As virtually everyone knows, a bill making Michigan a Right-to-Work state was rammed through the legislature in a single day during a so-called lame-duck session last December.If you like democracy, you have to dislike the process that the legislature and governor followed.
Not only were there were no committee hearings and no real debate: The Capitol Building in Lansing was closed to the public for what were said to be “safety reasons.”
The way in which this bill was passed has sparked a great deal of outrage, not all of it from groups automatically opposed to right to work legislation.
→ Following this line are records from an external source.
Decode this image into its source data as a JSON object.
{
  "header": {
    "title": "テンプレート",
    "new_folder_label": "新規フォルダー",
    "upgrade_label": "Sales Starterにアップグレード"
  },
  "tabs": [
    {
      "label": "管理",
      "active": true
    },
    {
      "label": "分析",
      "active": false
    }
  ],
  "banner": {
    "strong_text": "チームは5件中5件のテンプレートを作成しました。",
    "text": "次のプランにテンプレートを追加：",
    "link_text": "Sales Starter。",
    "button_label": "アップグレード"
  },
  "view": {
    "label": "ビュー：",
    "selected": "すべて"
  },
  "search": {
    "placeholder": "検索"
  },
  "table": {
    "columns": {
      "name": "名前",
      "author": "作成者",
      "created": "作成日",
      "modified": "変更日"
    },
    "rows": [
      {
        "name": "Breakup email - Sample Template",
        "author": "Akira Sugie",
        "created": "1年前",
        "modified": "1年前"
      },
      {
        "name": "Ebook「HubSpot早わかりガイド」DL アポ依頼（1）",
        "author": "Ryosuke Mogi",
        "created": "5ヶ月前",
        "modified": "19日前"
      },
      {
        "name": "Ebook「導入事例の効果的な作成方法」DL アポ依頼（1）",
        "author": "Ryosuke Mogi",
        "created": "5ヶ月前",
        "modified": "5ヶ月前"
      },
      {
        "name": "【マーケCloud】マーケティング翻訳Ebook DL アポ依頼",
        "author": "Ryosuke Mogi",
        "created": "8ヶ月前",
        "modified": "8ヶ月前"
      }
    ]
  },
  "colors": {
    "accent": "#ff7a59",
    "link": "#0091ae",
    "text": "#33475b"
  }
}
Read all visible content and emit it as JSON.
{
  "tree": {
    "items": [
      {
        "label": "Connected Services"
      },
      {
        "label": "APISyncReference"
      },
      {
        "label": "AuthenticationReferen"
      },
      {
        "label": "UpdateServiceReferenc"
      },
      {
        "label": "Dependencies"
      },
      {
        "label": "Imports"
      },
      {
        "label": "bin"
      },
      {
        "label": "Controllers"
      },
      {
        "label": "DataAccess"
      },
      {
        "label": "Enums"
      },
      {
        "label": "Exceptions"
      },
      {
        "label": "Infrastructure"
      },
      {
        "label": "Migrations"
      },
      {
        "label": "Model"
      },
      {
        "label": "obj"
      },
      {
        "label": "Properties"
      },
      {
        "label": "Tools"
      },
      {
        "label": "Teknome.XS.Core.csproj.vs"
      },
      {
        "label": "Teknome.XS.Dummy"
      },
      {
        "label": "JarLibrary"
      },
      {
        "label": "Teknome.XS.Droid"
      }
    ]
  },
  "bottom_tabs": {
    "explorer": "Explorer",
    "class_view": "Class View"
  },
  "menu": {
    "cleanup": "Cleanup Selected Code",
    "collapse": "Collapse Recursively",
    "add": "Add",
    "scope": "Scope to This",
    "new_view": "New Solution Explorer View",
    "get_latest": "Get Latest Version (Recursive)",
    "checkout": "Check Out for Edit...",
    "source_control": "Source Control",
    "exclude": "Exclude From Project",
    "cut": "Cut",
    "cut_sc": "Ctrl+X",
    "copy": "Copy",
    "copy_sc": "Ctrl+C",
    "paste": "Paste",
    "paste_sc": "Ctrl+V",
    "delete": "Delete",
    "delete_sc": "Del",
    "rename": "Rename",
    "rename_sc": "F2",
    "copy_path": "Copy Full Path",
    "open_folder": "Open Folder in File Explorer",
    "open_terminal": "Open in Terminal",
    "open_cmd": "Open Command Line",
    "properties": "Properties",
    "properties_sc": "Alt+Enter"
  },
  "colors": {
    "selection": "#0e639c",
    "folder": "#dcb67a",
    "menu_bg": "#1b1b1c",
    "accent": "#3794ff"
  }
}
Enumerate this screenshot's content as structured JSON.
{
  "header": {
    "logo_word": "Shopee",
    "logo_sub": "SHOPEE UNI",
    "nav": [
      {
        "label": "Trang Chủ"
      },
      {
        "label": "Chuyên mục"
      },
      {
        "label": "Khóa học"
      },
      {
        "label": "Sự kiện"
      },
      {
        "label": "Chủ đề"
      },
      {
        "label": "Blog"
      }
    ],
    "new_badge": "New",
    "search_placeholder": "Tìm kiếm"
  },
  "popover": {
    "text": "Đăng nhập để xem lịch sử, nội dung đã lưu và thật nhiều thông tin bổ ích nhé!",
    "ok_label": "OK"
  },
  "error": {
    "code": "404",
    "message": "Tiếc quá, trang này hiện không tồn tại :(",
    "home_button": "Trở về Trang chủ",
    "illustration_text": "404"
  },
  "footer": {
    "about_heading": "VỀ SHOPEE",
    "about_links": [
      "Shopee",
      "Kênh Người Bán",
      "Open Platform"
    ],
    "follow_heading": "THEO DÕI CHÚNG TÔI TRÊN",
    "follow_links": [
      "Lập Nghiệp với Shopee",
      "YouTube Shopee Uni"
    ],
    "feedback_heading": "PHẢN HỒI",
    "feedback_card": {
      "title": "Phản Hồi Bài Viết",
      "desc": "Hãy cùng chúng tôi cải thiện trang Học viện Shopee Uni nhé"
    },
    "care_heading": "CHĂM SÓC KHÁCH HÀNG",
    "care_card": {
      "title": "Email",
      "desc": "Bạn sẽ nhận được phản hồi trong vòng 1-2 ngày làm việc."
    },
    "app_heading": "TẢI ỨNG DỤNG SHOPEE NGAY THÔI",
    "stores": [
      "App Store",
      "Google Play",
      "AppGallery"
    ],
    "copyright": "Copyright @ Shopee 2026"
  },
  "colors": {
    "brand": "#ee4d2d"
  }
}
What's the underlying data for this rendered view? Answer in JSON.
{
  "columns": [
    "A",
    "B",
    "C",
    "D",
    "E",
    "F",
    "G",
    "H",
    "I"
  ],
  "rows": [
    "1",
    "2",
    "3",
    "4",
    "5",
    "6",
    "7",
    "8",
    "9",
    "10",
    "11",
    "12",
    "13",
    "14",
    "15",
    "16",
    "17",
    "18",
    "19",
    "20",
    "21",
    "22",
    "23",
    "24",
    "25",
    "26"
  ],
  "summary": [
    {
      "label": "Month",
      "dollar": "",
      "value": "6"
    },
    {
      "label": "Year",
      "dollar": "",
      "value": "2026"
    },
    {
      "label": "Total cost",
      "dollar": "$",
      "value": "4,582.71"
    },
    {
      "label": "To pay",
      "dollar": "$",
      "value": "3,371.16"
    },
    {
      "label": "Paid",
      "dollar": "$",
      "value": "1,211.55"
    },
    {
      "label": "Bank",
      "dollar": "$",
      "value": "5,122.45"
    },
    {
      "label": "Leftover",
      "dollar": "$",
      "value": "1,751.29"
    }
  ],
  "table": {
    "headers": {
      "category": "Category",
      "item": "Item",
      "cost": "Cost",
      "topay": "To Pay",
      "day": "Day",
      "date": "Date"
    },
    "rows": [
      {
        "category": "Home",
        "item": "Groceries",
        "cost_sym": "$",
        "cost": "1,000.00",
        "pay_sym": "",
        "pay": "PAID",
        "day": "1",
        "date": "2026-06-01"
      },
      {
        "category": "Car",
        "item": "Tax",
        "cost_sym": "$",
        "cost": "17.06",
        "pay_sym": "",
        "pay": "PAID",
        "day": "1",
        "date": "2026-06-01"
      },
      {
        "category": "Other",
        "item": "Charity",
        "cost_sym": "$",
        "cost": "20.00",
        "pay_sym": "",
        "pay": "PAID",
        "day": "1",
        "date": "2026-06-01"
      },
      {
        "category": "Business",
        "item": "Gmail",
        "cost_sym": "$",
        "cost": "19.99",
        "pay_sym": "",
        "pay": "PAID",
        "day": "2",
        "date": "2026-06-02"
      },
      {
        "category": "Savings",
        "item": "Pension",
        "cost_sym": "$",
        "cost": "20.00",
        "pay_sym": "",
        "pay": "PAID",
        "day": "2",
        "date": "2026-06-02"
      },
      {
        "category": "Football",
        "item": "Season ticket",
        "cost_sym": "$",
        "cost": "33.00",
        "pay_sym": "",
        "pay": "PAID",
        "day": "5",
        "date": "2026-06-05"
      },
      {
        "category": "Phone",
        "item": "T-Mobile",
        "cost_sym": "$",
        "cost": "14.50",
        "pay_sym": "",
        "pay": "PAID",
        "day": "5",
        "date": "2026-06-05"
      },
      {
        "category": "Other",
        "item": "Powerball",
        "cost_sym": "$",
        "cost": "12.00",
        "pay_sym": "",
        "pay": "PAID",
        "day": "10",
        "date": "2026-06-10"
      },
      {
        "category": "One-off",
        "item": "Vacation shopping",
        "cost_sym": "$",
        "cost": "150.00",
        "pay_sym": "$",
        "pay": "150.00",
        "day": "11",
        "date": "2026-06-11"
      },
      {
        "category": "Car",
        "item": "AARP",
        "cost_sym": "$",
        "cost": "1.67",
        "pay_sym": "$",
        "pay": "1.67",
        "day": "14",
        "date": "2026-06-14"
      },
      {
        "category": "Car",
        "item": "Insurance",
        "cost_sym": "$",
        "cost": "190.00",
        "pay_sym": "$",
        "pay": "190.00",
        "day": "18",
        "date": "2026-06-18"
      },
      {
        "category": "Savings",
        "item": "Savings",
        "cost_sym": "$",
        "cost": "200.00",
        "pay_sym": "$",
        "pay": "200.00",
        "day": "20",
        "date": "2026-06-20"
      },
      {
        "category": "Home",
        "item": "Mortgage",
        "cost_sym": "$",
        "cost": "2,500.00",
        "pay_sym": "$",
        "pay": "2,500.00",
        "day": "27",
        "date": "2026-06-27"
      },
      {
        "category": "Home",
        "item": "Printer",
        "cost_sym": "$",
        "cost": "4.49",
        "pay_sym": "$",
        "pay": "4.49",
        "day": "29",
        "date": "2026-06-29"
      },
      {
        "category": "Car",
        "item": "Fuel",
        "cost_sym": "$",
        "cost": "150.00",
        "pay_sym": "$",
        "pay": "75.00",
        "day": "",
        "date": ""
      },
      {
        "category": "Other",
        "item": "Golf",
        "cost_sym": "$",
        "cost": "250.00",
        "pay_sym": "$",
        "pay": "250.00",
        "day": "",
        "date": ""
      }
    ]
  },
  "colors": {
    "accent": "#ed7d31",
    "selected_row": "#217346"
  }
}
The law, by the way, outlaws the so-called union shop, and means no worker can be forced to join or pay a fee to be represented by a union, in any public or private industry....
The aim of Michigan’s Open Meetings Act is simple: To protect our right to know what government is doing by opening to full public view the processes by which both elected and non-elected officials make decisions for the people.
After all, we elected them, and they work for us. Korobkin says that didn’t happen here. He told me, as other people have, that the public galleries were deliberately packed that day with assistants to Republican officeholders to squeeze out the general public. The ACLU also says closing the Capitol building was outrageous.
Indeed, nobody can ever remember this happening on any other piece of legislation.